Caixin
Mar 03, 2017 05:58 PM
BUSINESS & TECH

Lenovo Sells Property-Venture Stake as Earnings Sag

A man uses his laptop next to Lenovo logos during the Mobile World Congress in Barcelona, Spain, on Feb. 25, 2016. Lenovo said on Friday it will sell 49% of a China property joint venture as it continues to struggle with poor performances from its non-PC businesses. Photo: Visual China
A man uses his laptop next to Lenovo logos during the Mobile World Congress in Barcelona, Spain, on Feb. 25, 2016. Lenovo said on Friday it will sell 49% of a China property joint venture as it continues to struggle with poor performances from its non-PC businesses. Photo: Visual China

(Beijing) — Leading global PC maker Lenovo Group Ltd. said on Friday it will sell 49% of a China property joint venture, extending a series of similar sales as it struggles with poor performances from its non-PC businesses.

Lenovo said it will sell the stake in Chengdu Lian Chuang Rong Jin Investment Ltd. to a unit of real estate giant Sunac China Holdings Ltd. for 1.6 billion yuan ($232.4 million). It added that the sale will give it a pretax gain of about HK$1.7 billion ($219 million), according to a company announcement posted by the Hong Kong Stock Exchange.

The move follows Lenovo’s sale of a research building in Beijing for about 1.8 billion yuan last September. Its parent, Legend Holdings, also sold 41 properties spread across various cities to Sunac for nearly 13.8 billion yuan.
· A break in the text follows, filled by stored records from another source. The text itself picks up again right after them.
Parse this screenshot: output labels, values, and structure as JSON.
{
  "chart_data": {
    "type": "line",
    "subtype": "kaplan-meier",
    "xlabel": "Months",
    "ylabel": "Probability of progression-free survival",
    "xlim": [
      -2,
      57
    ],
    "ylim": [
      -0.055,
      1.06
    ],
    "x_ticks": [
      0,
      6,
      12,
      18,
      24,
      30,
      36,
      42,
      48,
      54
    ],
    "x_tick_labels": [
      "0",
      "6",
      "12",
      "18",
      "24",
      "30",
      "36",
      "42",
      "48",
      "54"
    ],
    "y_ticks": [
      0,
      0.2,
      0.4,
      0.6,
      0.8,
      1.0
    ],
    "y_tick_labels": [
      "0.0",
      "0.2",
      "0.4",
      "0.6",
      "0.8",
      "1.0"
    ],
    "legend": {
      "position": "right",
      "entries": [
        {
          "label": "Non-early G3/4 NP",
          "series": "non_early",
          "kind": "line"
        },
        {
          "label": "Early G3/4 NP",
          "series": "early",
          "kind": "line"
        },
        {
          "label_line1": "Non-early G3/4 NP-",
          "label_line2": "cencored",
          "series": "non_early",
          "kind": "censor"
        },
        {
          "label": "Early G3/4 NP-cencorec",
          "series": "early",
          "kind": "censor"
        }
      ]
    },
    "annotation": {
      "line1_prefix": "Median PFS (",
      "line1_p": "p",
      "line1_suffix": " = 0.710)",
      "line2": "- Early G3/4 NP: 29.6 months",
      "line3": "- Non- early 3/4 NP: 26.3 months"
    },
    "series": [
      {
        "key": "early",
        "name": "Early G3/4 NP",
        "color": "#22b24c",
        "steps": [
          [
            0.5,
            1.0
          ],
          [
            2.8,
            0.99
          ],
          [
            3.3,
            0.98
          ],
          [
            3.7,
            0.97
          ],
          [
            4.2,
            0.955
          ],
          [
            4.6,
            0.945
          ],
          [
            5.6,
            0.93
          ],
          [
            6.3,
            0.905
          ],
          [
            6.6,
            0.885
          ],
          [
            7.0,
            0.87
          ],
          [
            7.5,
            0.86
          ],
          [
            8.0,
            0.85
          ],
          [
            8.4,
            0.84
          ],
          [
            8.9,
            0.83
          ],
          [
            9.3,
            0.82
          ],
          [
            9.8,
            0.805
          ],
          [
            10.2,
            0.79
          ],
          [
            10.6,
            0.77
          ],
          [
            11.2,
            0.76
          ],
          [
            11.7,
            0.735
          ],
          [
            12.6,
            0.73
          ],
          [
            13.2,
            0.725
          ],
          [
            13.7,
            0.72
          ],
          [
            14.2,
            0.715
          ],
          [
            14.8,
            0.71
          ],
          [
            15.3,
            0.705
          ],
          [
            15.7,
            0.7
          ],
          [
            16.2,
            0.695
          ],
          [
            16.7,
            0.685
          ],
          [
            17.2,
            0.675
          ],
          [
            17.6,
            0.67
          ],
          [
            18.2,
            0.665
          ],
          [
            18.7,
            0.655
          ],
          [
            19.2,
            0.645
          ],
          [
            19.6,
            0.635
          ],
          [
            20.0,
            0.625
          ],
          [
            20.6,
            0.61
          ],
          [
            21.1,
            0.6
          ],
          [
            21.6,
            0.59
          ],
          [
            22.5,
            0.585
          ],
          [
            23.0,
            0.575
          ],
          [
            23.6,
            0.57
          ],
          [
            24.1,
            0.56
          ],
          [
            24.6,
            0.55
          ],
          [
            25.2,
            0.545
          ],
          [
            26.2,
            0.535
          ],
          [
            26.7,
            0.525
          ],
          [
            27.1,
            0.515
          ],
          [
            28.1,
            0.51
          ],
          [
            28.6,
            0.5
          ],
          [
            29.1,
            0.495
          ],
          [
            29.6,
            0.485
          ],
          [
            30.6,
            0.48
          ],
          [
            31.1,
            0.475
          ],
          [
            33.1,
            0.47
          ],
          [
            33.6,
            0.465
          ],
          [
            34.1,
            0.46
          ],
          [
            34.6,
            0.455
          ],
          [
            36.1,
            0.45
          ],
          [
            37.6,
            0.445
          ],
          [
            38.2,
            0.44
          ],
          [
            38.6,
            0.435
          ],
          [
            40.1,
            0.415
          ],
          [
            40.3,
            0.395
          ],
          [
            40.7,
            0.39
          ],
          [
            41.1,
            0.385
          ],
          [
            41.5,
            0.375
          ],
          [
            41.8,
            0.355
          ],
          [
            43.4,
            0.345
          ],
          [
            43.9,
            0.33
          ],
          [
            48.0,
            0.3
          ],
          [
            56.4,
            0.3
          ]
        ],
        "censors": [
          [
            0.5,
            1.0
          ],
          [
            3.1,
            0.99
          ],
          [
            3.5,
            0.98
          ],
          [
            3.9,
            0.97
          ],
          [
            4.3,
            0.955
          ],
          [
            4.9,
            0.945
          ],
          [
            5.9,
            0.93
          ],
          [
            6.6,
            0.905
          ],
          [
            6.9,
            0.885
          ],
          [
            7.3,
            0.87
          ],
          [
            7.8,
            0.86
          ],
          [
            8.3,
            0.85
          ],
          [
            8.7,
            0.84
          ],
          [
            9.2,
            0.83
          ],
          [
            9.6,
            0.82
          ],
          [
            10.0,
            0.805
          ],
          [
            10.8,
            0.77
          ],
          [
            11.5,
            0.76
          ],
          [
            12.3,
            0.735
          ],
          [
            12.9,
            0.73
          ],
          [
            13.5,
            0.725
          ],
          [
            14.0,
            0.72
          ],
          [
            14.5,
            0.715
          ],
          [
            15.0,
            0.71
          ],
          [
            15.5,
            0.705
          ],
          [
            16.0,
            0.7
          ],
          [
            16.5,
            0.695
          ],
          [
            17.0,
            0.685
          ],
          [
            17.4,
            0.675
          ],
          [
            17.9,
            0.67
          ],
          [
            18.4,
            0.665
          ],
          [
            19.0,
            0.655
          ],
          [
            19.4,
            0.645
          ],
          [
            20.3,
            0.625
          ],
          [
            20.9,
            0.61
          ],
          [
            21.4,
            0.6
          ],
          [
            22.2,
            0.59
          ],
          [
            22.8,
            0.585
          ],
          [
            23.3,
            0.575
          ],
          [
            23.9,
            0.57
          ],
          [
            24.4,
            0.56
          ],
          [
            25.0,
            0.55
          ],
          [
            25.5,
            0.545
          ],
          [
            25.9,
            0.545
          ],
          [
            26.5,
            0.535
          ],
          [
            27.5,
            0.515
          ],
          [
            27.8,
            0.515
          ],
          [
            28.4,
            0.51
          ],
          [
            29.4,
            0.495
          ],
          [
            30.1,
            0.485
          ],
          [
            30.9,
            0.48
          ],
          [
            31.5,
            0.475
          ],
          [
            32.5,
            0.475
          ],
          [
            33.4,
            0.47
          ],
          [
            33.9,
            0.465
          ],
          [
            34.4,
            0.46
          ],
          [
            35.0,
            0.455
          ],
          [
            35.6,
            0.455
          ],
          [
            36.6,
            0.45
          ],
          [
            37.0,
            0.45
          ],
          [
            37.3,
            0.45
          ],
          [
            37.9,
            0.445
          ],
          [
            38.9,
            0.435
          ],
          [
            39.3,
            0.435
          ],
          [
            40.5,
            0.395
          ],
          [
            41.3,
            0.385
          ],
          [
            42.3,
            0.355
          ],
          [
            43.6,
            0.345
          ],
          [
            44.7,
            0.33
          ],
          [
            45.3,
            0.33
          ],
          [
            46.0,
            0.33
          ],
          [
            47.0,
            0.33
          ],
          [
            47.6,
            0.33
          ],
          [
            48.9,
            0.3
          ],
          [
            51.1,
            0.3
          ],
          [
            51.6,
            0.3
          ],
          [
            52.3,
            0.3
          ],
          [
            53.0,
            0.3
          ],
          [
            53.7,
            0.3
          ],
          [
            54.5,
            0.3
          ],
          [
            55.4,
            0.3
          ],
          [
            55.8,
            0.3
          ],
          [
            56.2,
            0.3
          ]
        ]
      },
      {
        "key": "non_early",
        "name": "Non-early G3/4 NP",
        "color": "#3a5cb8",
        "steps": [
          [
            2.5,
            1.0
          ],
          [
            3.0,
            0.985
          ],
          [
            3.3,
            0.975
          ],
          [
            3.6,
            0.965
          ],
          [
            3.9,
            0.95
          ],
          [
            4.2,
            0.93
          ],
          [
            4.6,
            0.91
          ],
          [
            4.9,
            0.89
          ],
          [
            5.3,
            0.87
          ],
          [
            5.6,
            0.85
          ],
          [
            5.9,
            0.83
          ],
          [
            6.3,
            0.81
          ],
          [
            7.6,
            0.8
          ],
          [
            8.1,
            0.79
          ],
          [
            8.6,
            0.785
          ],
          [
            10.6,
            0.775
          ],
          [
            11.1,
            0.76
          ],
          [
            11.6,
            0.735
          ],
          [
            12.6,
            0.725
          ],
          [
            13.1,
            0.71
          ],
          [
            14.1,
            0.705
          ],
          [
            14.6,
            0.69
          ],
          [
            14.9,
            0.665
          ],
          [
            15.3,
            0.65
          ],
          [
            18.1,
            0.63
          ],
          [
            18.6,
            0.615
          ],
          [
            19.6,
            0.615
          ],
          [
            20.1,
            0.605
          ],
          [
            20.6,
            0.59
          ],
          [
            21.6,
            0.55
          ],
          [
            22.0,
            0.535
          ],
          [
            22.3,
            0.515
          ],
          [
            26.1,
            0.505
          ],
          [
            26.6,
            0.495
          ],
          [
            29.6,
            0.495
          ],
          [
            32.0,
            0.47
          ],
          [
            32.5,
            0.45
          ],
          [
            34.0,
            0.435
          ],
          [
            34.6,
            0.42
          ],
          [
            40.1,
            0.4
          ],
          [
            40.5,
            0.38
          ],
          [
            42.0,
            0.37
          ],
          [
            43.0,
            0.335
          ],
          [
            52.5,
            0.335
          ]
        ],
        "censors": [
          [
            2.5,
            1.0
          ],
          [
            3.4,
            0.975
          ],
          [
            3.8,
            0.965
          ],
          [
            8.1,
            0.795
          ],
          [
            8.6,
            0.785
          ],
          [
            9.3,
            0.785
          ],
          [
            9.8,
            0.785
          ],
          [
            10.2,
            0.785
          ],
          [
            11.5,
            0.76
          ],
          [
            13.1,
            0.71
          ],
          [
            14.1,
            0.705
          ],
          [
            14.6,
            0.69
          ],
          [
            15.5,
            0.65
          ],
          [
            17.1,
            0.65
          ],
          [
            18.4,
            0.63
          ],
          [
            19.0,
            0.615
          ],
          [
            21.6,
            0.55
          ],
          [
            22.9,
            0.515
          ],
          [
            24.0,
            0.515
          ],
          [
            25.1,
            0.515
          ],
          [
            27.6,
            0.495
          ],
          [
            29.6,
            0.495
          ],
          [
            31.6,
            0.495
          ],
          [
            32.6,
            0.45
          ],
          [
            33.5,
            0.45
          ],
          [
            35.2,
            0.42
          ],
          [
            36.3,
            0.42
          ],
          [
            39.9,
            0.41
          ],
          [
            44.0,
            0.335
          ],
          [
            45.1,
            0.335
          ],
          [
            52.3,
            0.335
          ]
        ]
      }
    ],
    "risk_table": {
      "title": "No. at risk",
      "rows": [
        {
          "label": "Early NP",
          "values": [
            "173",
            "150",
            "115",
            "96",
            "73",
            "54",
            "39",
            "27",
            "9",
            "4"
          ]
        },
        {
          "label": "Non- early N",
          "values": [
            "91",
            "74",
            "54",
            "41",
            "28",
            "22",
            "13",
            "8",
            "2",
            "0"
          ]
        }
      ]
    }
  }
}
The sales come amid tumbling profits for Lenovo as it fails to gain traction for its smartphones, seen as an eventual replacement for its older PC business. The company’s profit plunged by two-thirds in its latest fiscal year, as its PC sales only managed weak growth due to brutal competition in a maturing PC market, and its younger smartphone business kept shrinking.

Last month, Lenovo reported its net profit dropped 67% year-on-year to $98 million in its fiscal third quarter, while revenue fell 6% to $12.17 billion. That included a 26% drop for its sputtering smartphone business.

“The gain will be used in raising capital to fund Lenovo’s operation and investment,” Chairman Yang Yuanqing said in the filing.

The purchase is part of a recent buying spree for Sunac. In January, it bought 6.25% of Beijing Homelink Real Estate Brokerage Co. Ltd. for 2.6 billion yuan, and 6.17% of Jinke Property Group Co., Ltd. for 1.7 billion yuan. The purchase will help increase Sunac’s market share and land reserve in the cities of Hefei and Wuhan, the Chinese developer said.